Les animaux sont-ils des hommes comme les autres ?

Sous ce titre, l’hebdomadaire La Vie du 26 juillet 2007, publie une enquête de Chloé Andries, sous forme d’un dossier de 6 pages confrontant  les points de vue de scientifiques, de philosophes et de juristes, parmi lesquels Georges Chapouthier, vice-président de la Fondation la Ligue française des droits de l’animal,  Pascal Picq, membre de son  comité d’honneur et Suzanne Antoine, membre de son conseil  administration.

[…] « L’homme ne serait-il qu’un animal comme un autre ? Pour Georges Chapouthier, neurobiologiste, directeur de recherche au CNRS, la frontière est floue, mais elle existe bel et bien. La spécificité de l’homme réside dans sa complexité. Il se distingue non par ce qu’il a, mais par l’utilisation complexe qu’il en fait. Grâce à un cerveau extrêmement performant, l’homme est capable de se projeter dans l’avenir, de développer un sens aigu de la liberté et de la morale. Pour lui, l’homme doit absolument assumer ces deux facettes : l’une animale, l’autre non. C’est en assumant ses deux visages qu’il se sentira d’avantage responsable de son environnement, sur lequel il a un dangereux pouvoir de manipulation grâces à ses aptitudes techniques. A ce titre, le scientifique défend l’idée d’assurer une protection des animaux, qui passerait par la création de droits propres aux animaux, tout en affirmant la primauté du droit humain en cas de conflit fondamental (comme l’atteinte à la vie). Un point de vue qu’il développe au sein de la LFDA (Ligue française des droits de l’animal), association de scientifiques, de juristes et philosophes qui militent pour leur donner des droits.

[…]On ne peut calquer le droit de l’homme sur les animaux, affirme Suzanne Antoine, juriste et auteur d’un rapport sur le statut juridique de l’animal commandé en 2005 par Dominique Perben, alors garde des Sceaux. Toutefois, pour la juriste, la législation actuelle est insuffisante.
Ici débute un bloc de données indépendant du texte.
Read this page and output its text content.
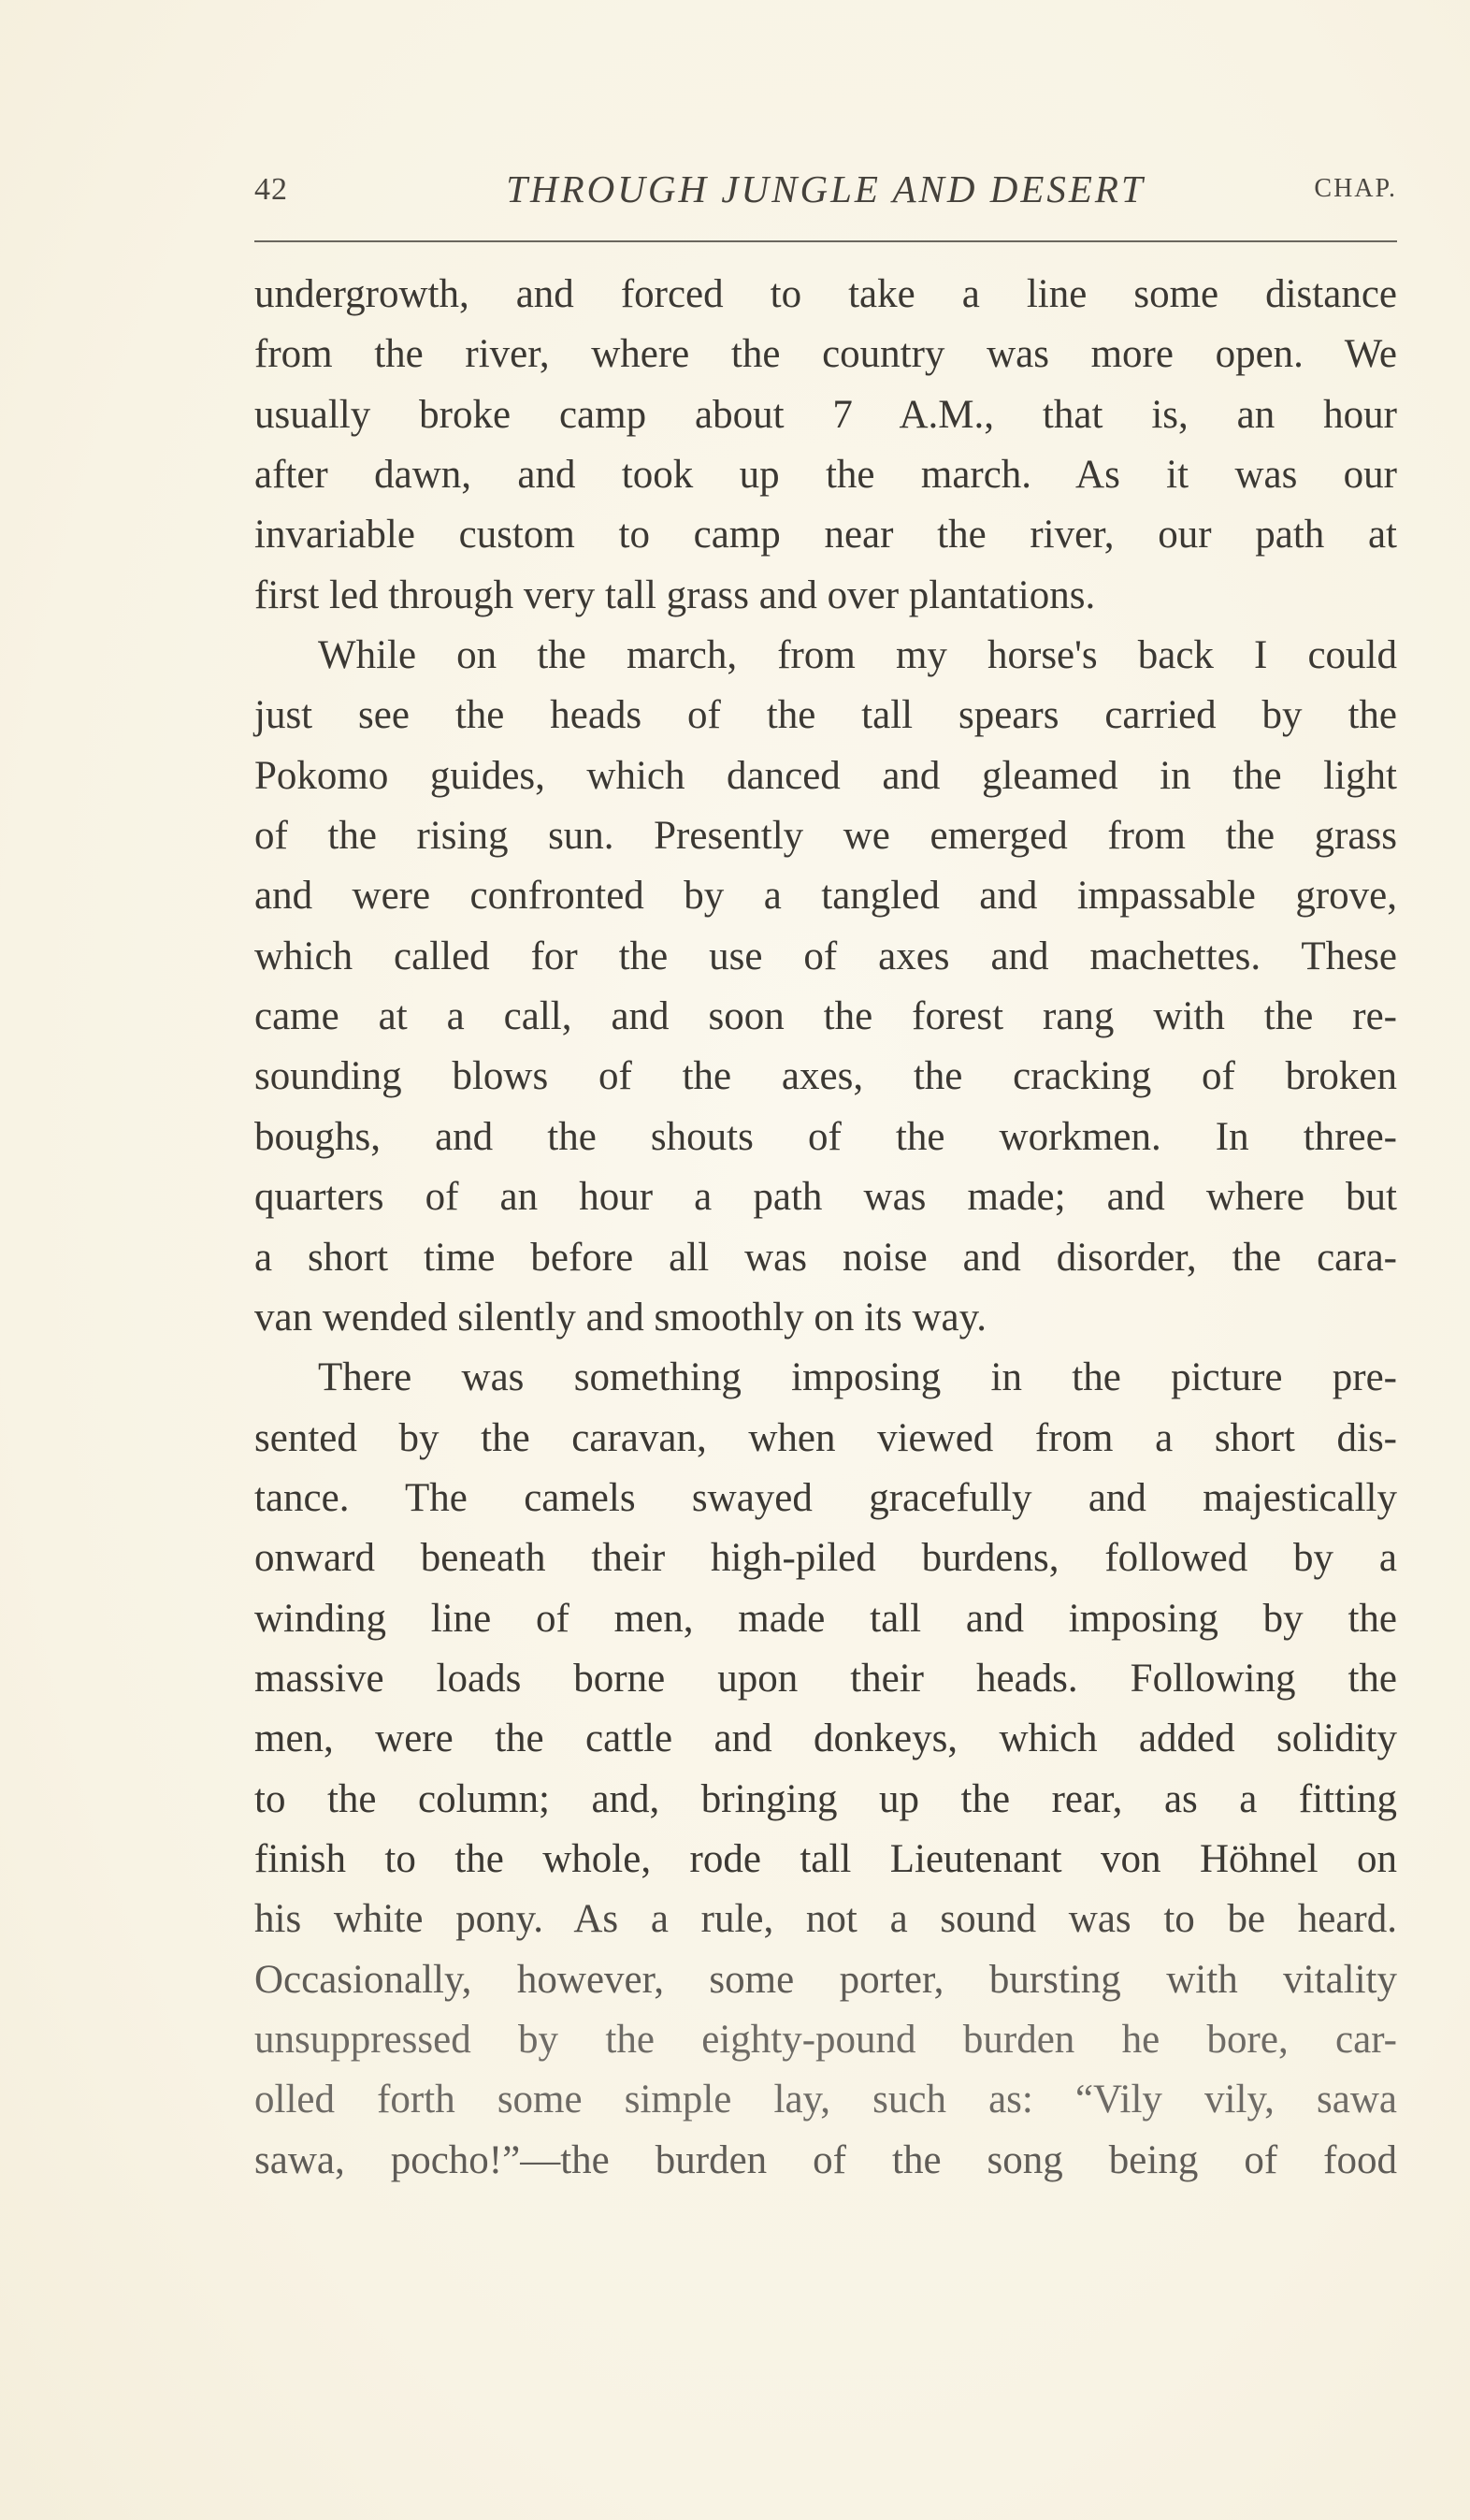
42	THROUGH JUNGLE AND DESERT	CHAP.
undergrowth, and forced to take a line some distance
from the river, where the country was more open. We
usually broke camp about 7 A.M., that is, an hour
after dawn, and took up the march. As it was our
invariable custom to camp near the river, our path at
first led through very tall grass and over plantations.
While on the march, from my horse's back I could
just see the heads of the tall spears carried by the
Pokomo guides, which danced and gleamed in the light
of the rising sun. Presently we emerged from the grass
and were confronted by a tangled and impassable grove,
which called for the use of axes and machettes. These
came at a call, and soon the forest rang with the re-
sounding blows of the axes, the cracking of broken
boughs, and the shouts of the workmen. In three-
quarters of an hour a path was made; and where but
a short time before all was noise and disorder, the cara-
van wended silently and smoothly on its way.
There was something imposing in the picture pre-
sented by the caravan, when viewed from a short dis-
tance. The camels swayed gracefully and majestically
onward beneath their high-piled burdens, followed by a
winding line of men, made tall and imposing by the
massive loads borne upon their heads. Following the
men, were the cattle and donkeys, which added solidity
to the column; and, bringing up the rear, as a fitting
finish to the whole, rode tall Lieutenant von Höhnel on
his white pony. As a rule, not a sound was to be heard.
Occasionally, however, some porter, bursting with vitality
unsuppressed by the eighty-pound burden he bore, car-
olled forth some simple lay, such as: “Vily vily, sawa
sawa, pocho!”—the burden of the song being of food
Il existe une incohérence entre le code civil, qui assimile l’animal à un bien meuble (un objet), et les codes pénal et rural qui le protègent. Il faudrait donc un système juridique cohérent, qui le considère comme un être sensible. 

[…] Pascal Picq, paléoanthropologue, maître de conférences au collège de France, [livre aussi son point de vue dans ce dossier] ».

Avec l’animal, l’homme pratique un grand écart schizophrénique au quotidien. D’un côté, nous ne supportons plus de voir souffrir les animaux que l’on maltraite pour nos loisirs ou notre consommation. Pour nous rassurer, nous les considérons donc comme des machines, lorsque la science a bien montré que cette position est intenable. De l’autre côté, nous traitons nos animaux de compagnie comme des membres de la famille et projetons sur eux des qualités humaines, qui leur créent des pathologies. En témoigne l’augmentation des cas de chiens qui attaquent leurs propres maîtres. Mais cette tendance à la projection n’a rien à voir avec le fait de vouloir mieux les protéger. Je ne comprends pas cette phobie qui nous fait craindre qu’en donnant des droits aux animaux ces derniers ne menacent l’identité de l’homme. Le devoir ne concerne que l’homme, qui protège l’animal comme un objet. Or le droit permet de mettre l’homme en relation avec l’animal, l’engageant à le protéger en tant qu’être sensible. C’est un engageant moral à protéger les plus faibles qui ne peuvent s’exprimer. Mais cela fait peur à ceux qui confondent le droit avec la revendication, comme si les animaux, avec des droits, auraient des revendications.